I put Chicklet into a dive, flicked her around so the gunport Pels had improvised in her repair lock faced a melter station; I balanced her on her tail while he got off a missile that a second later blew out the station and a hunk of tower under it. We went swing, balance, boom around the circumference until the wall looked like beavers had been at it.
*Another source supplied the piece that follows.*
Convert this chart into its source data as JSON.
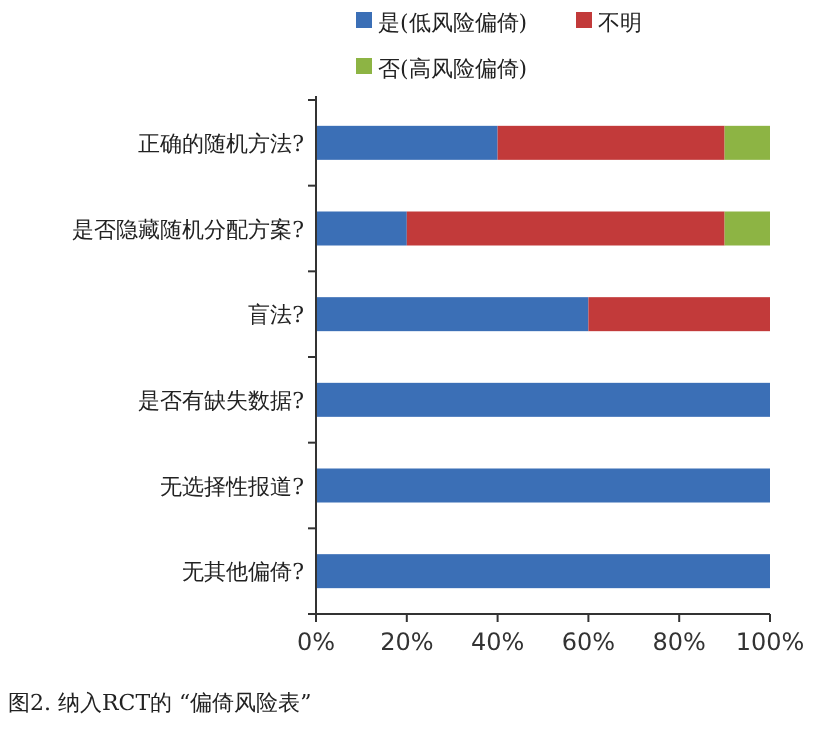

Swarms of yizzies were converging on the Palace; when we came over from Base, we’d seen hordes of them, flying in from every corner of the Littorals like locusts on the move; they even sounded like locusts when I turned on the external ears and listened to them. The news of the Warmaster’s end was out everywhere, that was obvious. The com net, I suppose; if I were Huvved, I’d have shut down the net till I had some sort of control in the cities. Aslan said it was survival-fear that triggered Surges; looked to me like survival-hope was doing the job just as well. Airships were drifting loose over the city, abandoned by their pilots and passengers, loads of Hordar dropped to melt into the Surge that was forming there. As we flew over, I could see the devastation starting, like the destruction in gul Ukseme multiplied a hundredfold, a million Hordar as a single deathbeast striking down the thousands of Huvved living there, burning, trampling, bursting in doors and windows, destroying everything their hands and feet could smash or torch. The yizzies came clicking and clattering over them, airmarching with the landswarm moving in a blind fury toward the Palace.